Friday 21 August 2015

GRAPHITE SMOKES

On Monday I facilitated a workshop. The focus of which was to use some more items from the University of St Mark & St John's archive to spark poems we can use at our October poetry reading.
I began the day with a quick exercise. Think of an card that describes something from the archive. Perhaps there is a photograph on one side.
For some reason or other an event I have not thought anything about for thirty plus years came into my head.
The photograph is of the view from my window when I was a student. Half of the people in featured where my house mates. One Sunday night a rather drunk student stood in about that spot and attempted to seranade the woman who is standing in the photograph.
Of course this drew us all to look out of our windows, just in time to see the singer step backwards and his foot though the borrowed guitar.


exhibit: 3B47i5.

On one side of the card a photograph of an acoustic guitar broken in half. The sound board is shattered.
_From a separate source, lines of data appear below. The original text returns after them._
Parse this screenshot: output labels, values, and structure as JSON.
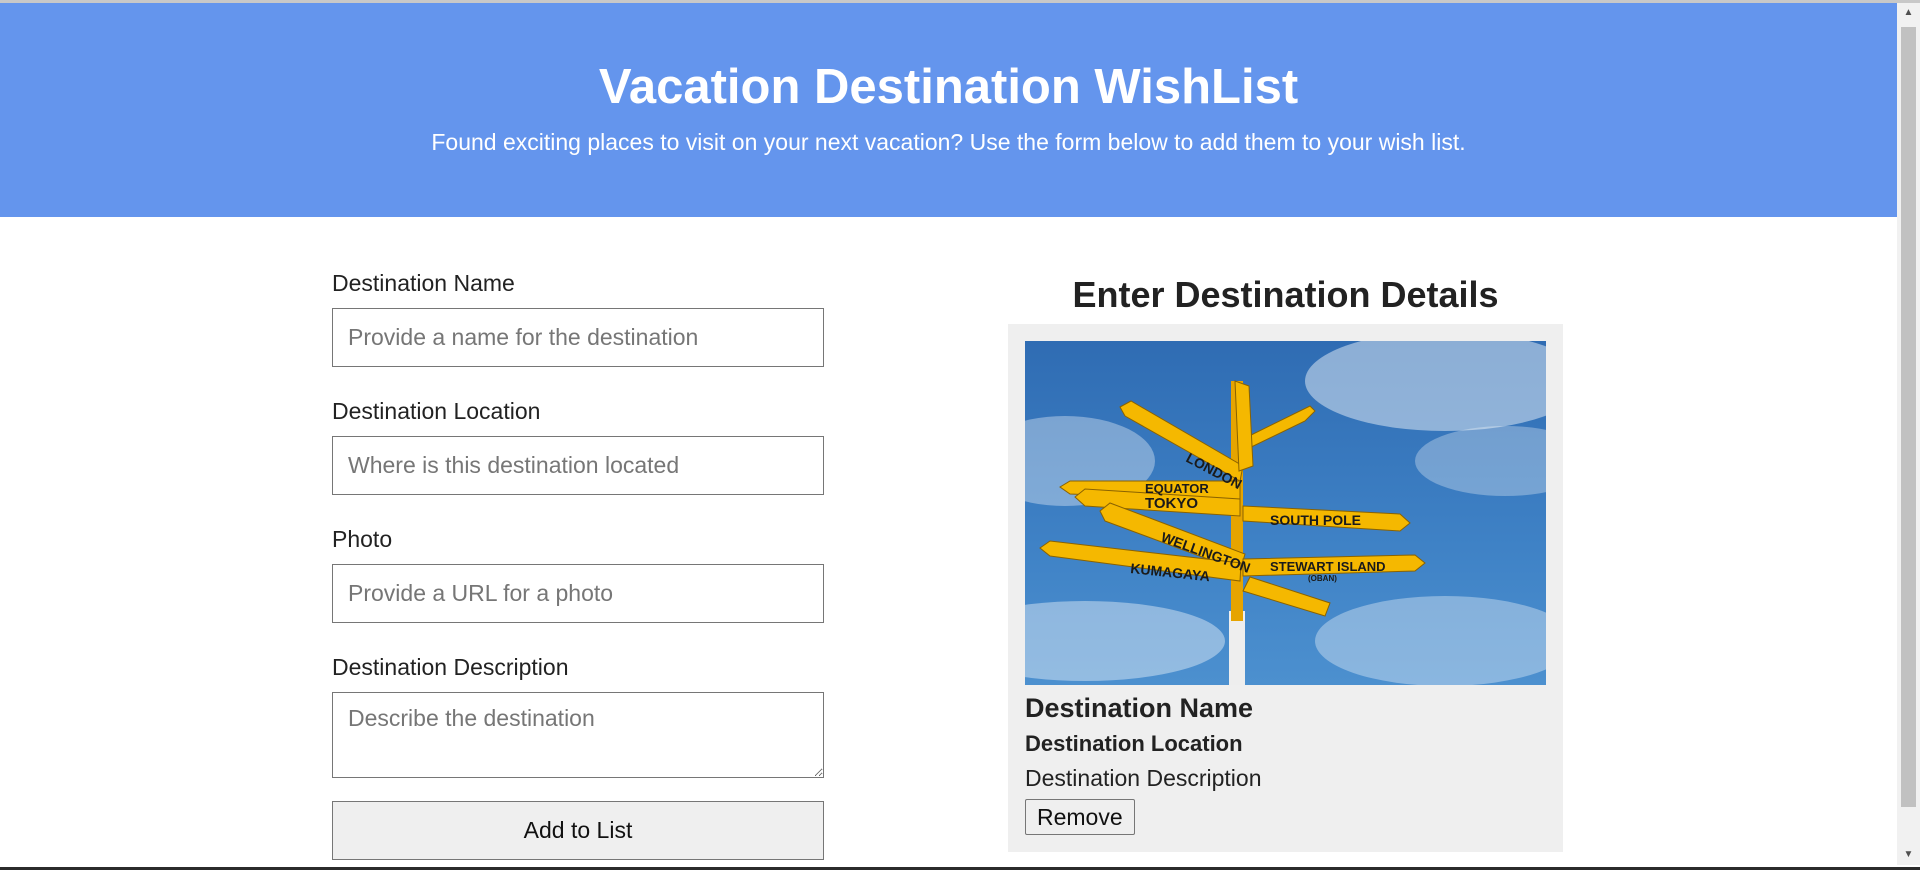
{
  "header": {
    "title": "Vacation Destination WishList",
    "subtitle": "Found exciting places to visit on your next vacation? Use the form below to add them to your wish list."
  },
  "form": {
    "name_label": "Destination Name",
    "name_placeholder": "Provide a name for the destination",
    "location_label": "Destination Location",
    "location_placeholder": "Where is this destination located",
    "photo_label": "Photo",
    "photo_placeholder": "Provide a URL for a photo",
    "description_label": "Destination Description",
    "description_placeholder": "Describe the destination",
    "submit_label": "Add to List"
  },
  "details": {
    "heading": "Enter Destination Details",
    "card": {
      "name": "Destination Name",
      "location": "Destination Location",
      "description": "Destination Description",
      "remove_label": "Remove",
      "photo_signs": [
        "LONDON",
        "EQUATOR",
        "TOKYO",
        "SOUTH POLE",
        "WELLINGTON",
        "KUMAGAYA",
        "STEWART ISLAND",
        "(OBAN)"
      ]
    }
  },
  "colors": {
    "banner": "#6495ed",
    "card": "#efefef",
    "sign": "#f5b800"
  }
}
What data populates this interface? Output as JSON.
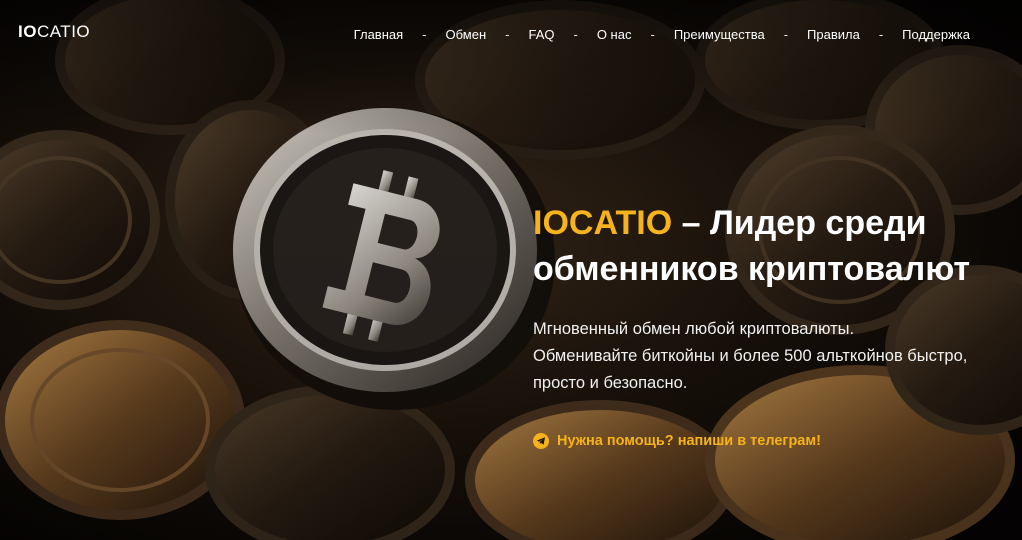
{
  "logo": {
    "part1": "IO",
    "part2": "CATIO"
  },
  "nav": [
    {
      "label": "Главная"
    },
    {
      "label": "Обмен"
    },
    {
      "label": "FAQ"
    },
    {
      "label": "О нас"
    },
    {
      "label": "Преимущества"
    },
    {
      "label": "Правила"
    },
    {
      "label": "Поддержка"
    }
  ],
  "nav_separator": "-",
  "hero": {
    "brand": "IOCATIO",
    "title_rest": " – Лидер среди",
    "title_line2": "обменников криптовалют",
    "subtitle_line1": "Мгновенный обмен любой криптовалюты.",
    "subtitle_line2": "Обменивайте биткойны и более 500 альткойнов быстро,",
    "subtitle_line3": "просто и безопасно."
  },
  "help": {
    "label": "Нужна помощь? напиши в телеграм!",
    "icon": "telegram-icon"
  },
  "colors": {
    "accent": "#f6b31b",
    "background": "#0a0705",
    "text": "#ffffff"
  }
}
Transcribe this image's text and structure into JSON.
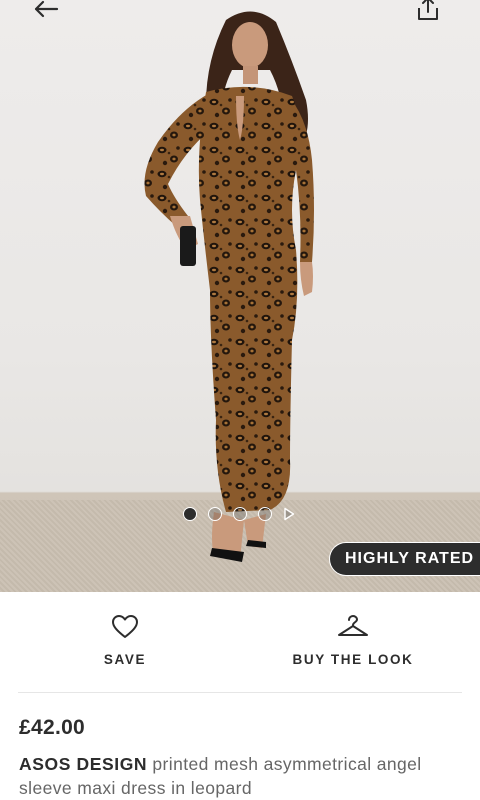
{
  "product": {
    "price": "£42.00",
    "brand": "ASOS DESIGN",
    "name": "printed mesh asymmetrical angel sleeve maxi dress in leopard",
    "badge": "HIGHLY RATED"
  },
  "actions": {
    "save_label": "SAVE",
    "buy_the_look_label": "BUY THE LOOK"
  },
  "gallery": {
    "image_count": 4,
    "active_index": 0,
    "has_video": true
  },
  "icons": {
    "back": "arrow-left-icon",
    "share": "share-icon",
    "save": "heart-icon",
    "look": "hanger-icon"
  }
}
On the other side if this:

hesitant of tune
he sings with passion
too drunk to care
his late night serenade
all our laughter
as he steps back 
and puts his foot through his mate's guitar
This next poem was inspired by a clipping from a paper describing the first curriculum of St John's back in 1840.
There is plainly an element of social control in this curriculum, how the educational opportunities of the lower classes are to be chanelled. 
I thought about how the student teachers needed to master all the skills they would teach and how much I had liked Technical Drawing when at school.

TECH DRAWING

pencil pointed til it could tear skin

he wipes the wooden set square
graphite smokes his handkerchief

turns the paper when told
reads the question three times

a rough sketches
the lines barely feather the sheet

in time he presents three elevations
his text could be mistaken for print
I did not want to write anything about social control aspect of the curriculum but I wanted to convey the idea there is a beauty in simply doing a task to the best of your abilities.